Machine learning models are becoming increasingly popular in a variety of industries, they are involved in the decision making process of sensitive matters, where there is a high price for any mistakes made. Despite the sensitivity of the matter, many ML models go into production unmonitored and without proper testing, and thus they are prone to significant risks. This is perhaps due to the fact that MLOps is still a new field and there is currently not a standardized method for monitoring machine learning models.
Who‘s In Charge?
Visualization of the different parties involved in the ML model development and upkeep (source)
A production-ready ML model is often a product of contributors from various fields. The data engineers explore, clean, and construct the data pipelines, data scientists experiment and create different models and evaluate their performance. ML engineers than productionize the chosen model and incorporate it into the production environment, and finally, DevOps are in charge of deployment and monitoring. Each of these roles has different expertise and a different idea of what monitoring consists of. This complex setup can lead companies to a situation where there is no single body that takes full responsibility for the ML models that are in production. In order to create a proper monitoring system, the different parties need to form a common language and address the different aspects of monitoring ML systems.
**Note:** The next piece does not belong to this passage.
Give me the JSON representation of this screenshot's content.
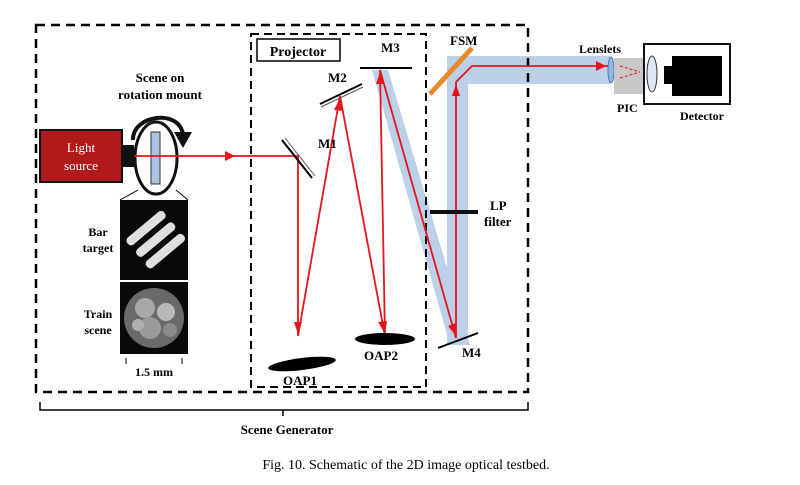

Often no single body takes full responsibility for the ML models in production (source)
What Should be Monitored?
While DevOps teams are usually more familiar with metrics such as uptime, resource utilization latency, etc., they might not be familiar with machine learning model monitoring metrics such as accuracy, precision and recall, concepts such as slice-based performance metrics.
Additionally, as the performance of an ML model is tied directly with the data it operates on, it is essential to monitor both the model’s output and the input features at different stages in order to detect data drifts and schema changes early on, and identify the source of any issues that may arise.
Finally, it can be tricky to define when something “goes wrong” as ML models are statistical objects that are allowed to make some mistakes. Thus testing machine learning models is not exactly the same as traditional software testing.
What Can Go Wrong With Your Model After Deployment?
When your ML model meets the real world there are a variety of issues that may come up, either immediately or after some time in production.
Dev/Production data mismatch: Many ML models are trained on hand-crafted clean datasets. When these models are then applied to real-world data they have poor performance due to this mismatch. Even a minor mismatch in the structure of the data that is fed to your ML model can have a huge impact on the model’s performance.
Data integrity issues: The data pipeline is often complex and the format of the data may change over time, fields could be renamed, categories may be added or split, and more. Any such change can have a dramatic effect on your model performance.
Data drift and concept drift: Data in the real world is constantly changing. Social trends, market shifts, and global events affect each and every industry. These in turn may affect the distribution of the data that is being fed to your model, or that of the desired target prediction. Thus the data you’ve trained your model on becomes less and less relevant over time. The format of the data is still valid but your model will become stale and performance will deteriorate over time.
Serving issues: Finally, it may even be possible that your model is not receiving the traffic you expect it to receive, or that model latency is so high that the predictions are not actually being incorporated in the system as intended.
These are some of the common problems that can be detected by proper machine learning model monitoring early on, and save you and your company from a potential catastrophe. Without proper monitoring, some of these issues can go unnoticed, as ML models are relatively “hidden” in the production environment and are often treated as black boxes.
Be in Control
Proper monitoring will enable you to be in full control of your ML models (source)
Monitoring ML models in production will enable you to be in control of your product, detect issues early on and intervene when action is needed right away. You will be notified whether the data pipeline breaks, a certain feature is not available, or your model has simply become stale and must be retrained. Additionally, continuous evaluation of machine learning model performance metrics will let you have peace of mind, knowing that your model is operating as expected. Machine learning model performance monitoring practices play a significant role in transitioning towards more reliable and unbiased AI systems.
If you have any ML models in production at the moment ask yourself the following questions:
- What are the metrics that I am constantly monitoring? Are they a good enough indicator of success?
- How will I know when there is some mismatch between the development data and the production data?
- How long will it take me to find out my model is not working as expected? How long will it take me to identify the source of the problem?